For LeCun, what we are not getting with LLMs They are two things. “The first is that, if you want to build an agentic system like the ones everyone is talking about, you can’t make it reliable without it having the ability to anticipate the outcome and consequences of its actions. Most of us have the ability. Maybe some politicians don’t.”
“But we are certainly capable of anticipating the outcome of our actions to plan a sequence of actions to accomplish a series of tasks. That is what a world model is.” LeCun comments that we must work on models that predict the future state of the world with the formula t + 1 in which “1” can be 10 milliseconds, one second, one minute or ten years. “That’s a model of the world.”

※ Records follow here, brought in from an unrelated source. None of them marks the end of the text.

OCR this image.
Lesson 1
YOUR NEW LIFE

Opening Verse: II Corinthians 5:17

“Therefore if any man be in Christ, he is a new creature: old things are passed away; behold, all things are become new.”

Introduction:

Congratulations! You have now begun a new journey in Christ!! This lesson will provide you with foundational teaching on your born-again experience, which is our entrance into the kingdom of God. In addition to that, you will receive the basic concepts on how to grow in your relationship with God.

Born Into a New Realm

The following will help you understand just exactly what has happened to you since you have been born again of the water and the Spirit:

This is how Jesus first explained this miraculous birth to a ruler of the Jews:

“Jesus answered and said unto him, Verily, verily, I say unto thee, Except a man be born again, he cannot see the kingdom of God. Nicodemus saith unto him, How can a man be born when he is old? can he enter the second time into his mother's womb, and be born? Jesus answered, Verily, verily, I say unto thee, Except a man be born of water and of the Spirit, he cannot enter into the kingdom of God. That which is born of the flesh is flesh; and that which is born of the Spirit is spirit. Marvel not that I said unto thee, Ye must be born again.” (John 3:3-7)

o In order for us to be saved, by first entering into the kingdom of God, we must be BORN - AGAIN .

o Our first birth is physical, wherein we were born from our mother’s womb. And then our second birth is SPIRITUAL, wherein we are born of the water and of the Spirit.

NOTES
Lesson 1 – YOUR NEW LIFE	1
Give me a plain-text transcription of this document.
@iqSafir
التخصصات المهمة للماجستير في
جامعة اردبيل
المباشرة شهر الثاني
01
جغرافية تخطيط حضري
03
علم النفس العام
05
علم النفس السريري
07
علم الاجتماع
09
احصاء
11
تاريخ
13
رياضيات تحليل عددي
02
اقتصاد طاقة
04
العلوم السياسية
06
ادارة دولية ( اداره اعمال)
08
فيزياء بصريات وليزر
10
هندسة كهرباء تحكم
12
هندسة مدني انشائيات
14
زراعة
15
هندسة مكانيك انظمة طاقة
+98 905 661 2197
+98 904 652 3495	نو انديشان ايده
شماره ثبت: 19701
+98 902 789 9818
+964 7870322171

Therein lies the complication, since companies want to achieve this through language models that, as he has already commented, are nothing more than predictive keyboards that have become more advanced and “can never predict exactly what word will follow a sequence of words.” AND, if they can’t do that, they can’t predict real world data.
Take video creation as an example. He argues that he can record a panoramic view of the stage and audience, but if he stops at a certain point and asks an AI to reconstruct what’s left, it will fail. He calls it “a mathematically intractable problem because we don’t know how to represent distributions over an infinite number of plausible outcomes” and says the idea is that AI should find an abstract representation of observations and make predictions in that abstract representation space, but “not try to reconstruct all the details that are not actually predictable.”
Precisely, LeCun has been working on that since he left Meta. He confessed that he has spent 15 years working on the idea of self-supervised learning through video prediction, but that it failed during the first decade. Then it occurred to him to stop pursuing those generative models that try to predict at the pixel level to move on to that abstract work and that is where he is seeing progress.
The problem is that nothing is clear right now about this fact and what’s more, in a panel that followed, CEOs of AI companies criticized Yann’s position, pointing out that it was less about saying what is not right and more about providing solutions.
But well, beyond the “sting” that there may be, and more on a personal basis, it was a pleasure to listen to Yann LeCun and Steven Levy talking, and throwing darts, about this field that has so much left ahead of it.